Little Caesars pizza is trash and barely counts as pizza
Little Caesars is trash. It is trash. People forget... Caesars are just trash. It's like not pizza.
Meanwhile, Billy Football is fully bought into the hype coming out of Jets camp. He’s tracking every throw from Zach Wilson and thinks the second-year QB is primed for a massive jump.
Zach Wilson is looking extra crispy in Jets training camp
Cool throne, Zach Wilson has been having great training camp. He went for nine 11 on 11 drills. So we're saying that he's looking extra crispy in camp. It's a pretty serious.
Guys on Chicks with Arian Foster
To wrap up the show, Arian Foster sat in for a legendary session of Guys on Chicks. The advice ranged from wedding planning during football season to the proper etiquette of naming pets after professional athletes. Arian has a very strict set of criteria for when a player's name is worthy of a dog's collar.

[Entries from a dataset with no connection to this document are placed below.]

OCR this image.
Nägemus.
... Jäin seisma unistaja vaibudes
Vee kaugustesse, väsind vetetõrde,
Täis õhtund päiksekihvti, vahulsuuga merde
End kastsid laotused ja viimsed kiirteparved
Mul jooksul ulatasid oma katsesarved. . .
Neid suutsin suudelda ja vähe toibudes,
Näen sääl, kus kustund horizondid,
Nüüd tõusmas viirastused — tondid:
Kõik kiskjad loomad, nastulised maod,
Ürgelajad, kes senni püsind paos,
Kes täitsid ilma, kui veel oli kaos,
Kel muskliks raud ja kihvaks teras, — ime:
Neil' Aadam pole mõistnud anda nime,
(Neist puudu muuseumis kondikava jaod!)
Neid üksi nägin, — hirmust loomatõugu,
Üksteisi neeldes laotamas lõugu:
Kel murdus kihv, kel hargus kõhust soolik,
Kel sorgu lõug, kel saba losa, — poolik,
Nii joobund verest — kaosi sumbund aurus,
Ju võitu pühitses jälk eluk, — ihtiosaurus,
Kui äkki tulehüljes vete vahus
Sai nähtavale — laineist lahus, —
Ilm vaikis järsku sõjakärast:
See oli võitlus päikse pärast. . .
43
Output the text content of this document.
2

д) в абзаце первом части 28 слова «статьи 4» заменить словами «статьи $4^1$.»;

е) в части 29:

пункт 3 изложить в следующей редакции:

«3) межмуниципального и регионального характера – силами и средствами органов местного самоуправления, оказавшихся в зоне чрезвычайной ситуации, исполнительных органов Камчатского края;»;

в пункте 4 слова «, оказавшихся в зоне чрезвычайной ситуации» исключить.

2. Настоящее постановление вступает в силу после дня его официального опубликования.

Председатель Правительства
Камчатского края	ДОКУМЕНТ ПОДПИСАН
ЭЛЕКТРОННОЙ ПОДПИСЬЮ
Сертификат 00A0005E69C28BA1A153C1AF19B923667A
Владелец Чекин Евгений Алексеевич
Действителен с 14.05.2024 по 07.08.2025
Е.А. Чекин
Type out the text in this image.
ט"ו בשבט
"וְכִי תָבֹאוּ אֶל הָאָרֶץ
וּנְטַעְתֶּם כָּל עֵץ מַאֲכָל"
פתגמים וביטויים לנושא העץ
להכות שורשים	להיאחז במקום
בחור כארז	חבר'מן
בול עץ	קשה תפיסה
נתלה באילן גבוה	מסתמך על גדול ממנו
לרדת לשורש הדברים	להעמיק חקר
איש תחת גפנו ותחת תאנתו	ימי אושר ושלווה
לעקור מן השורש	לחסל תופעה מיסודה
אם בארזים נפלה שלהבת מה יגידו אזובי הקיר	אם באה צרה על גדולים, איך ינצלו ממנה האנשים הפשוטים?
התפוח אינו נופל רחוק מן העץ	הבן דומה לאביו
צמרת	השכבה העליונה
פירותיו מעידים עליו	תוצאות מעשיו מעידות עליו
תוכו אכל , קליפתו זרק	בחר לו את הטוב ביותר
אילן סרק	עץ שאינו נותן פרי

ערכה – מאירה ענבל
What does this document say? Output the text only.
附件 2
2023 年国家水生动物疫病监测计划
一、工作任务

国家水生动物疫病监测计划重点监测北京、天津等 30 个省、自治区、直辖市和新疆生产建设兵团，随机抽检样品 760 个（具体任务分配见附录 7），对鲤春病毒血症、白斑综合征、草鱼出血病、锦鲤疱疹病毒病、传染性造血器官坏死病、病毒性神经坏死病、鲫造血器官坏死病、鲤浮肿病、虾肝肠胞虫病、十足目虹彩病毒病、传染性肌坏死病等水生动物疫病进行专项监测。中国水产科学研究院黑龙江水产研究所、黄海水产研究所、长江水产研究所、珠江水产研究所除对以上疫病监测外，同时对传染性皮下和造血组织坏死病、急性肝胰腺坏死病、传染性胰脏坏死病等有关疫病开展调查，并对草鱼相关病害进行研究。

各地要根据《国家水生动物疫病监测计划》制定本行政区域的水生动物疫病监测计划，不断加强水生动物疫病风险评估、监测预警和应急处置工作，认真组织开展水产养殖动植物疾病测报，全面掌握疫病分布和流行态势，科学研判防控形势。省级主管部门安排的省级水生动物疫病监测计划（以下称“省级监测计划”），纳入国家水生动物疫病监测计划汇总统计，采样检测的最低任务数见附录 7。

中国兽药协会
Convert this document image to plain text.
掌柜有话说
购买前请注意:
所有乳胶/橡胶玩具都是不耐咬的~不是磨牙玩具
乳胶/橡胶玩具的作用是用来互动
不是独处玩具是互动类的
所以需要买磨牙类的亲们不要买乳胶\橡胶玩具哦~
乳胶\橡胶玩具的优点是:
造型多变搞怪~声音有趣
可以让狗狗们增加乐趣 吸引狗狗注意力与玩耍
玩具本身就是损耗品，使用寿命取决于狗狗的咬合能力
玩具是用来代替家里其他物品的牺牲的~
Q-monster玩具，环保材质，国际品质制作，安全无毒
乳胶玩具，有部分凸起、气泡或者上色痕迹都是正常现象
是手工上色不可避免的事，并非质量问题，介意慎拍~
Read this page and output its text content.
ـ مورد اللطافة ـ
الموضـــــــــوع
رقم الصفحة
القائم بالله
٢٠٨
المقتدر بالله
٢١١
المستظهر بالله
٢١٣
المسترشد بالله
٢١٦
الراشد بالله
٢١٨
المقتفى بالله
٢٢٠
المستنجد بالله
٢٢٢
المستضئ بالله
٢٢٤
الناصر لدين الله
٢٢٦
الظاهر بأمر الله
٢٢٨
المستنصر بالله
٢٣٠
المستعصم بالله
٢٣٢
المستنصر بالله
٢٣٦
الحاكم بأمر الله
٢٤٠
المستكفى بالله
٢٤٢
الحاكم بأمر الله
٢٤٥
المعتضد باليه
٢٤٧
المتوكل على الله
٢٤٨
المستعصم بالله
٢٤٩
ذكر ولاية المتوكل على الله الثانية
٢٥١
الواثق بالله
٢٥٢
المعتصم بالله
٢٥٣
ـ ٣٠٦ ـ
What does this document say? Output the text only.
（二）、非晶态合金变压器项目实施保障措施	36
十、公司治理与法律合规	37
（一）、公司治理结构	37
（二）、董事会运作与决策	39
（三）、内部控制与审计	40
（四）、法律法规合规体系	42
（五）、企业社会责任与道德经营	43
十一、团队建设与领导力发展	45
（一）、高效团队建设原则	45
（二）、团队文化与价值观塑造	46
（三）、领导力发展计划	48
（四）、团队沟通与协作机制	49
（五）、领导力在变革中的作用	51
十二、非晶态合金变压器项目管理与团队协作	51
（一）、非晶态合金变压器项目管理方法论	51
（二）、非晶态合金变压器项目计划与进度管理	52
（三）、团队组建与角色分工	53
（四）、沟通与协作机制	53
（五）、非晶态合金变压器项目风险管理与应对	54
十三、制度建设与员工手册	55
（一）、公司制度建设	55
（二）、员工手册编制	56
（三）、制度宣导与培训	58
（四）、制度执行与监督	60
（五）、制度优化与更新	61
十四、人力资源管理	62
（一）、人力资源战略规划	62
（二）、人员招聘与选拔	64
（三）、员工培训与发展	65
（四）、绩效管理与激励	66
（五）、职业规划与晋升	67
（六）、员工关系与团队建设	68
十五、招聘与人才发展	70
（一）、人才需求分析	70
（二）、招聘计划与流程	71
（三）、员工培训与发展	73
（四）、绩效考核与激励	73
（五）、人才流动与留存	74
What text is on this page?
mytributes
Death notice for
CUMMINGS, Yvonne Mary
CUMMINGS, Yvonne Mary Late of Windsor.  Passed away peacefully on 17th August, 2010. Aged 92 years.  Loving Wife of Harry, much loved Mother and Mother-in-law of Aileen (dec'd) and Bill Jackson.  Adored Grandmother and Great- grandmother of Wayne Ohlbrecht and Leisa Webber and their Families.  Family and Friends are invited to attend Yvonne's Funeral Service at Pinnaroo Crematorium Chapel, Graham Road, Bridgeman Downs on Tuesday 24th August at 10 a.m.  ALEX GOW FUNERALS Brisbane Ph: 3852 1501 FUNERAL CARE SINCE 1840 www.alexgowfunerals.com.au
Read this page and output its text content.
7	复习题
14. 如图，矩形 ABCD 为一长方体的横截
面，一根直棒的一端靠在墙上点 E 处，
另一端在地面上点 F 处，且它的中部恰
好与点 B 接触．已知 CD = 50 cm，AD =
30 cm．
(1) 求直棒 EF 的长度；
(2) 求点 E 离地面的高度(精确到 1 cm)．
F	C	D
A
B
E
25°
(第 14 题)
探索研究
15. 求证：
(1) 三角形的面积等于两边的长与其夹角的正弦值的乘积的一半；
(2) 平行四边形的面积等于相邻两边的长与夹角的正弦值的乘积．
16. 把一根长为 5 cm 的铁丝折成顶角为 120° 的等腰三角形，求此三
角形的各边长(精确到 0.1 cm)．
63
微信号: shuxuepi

Never name a dog after a sports figure who hasn't already secured a Hall of Fame legacy
Never name your dogs after sports figures that aren't Hall of Famers... maybe don't name him after a player unless he's been at least two or three All-Star games. That's a good little rule of thumb.
Things got surprisingly medical when a listener wrote in about a boyfriend with some questionable bathroom habits. Arian didn't hesitate to offer a technical solution rooted in human biology and the evolution of how we get things moving.
The Squatty Potty is the medically superior way to defecate because of human evolution
I got it, bro. I got it. Okay. This is not a plug, but a Squatty potty... We sit regular, right? And that messes up our bowel movements. Right? So if he's leaning for a while... it could be coming out the wrong angle, but the Squatty potty lifts your knees to your chest. And the angles is downward. That's how we evolved to actually defecate.
Just remember, if your boyfriend starts calling your feet "dogs," make sure to ask him what breed they are before you get offended.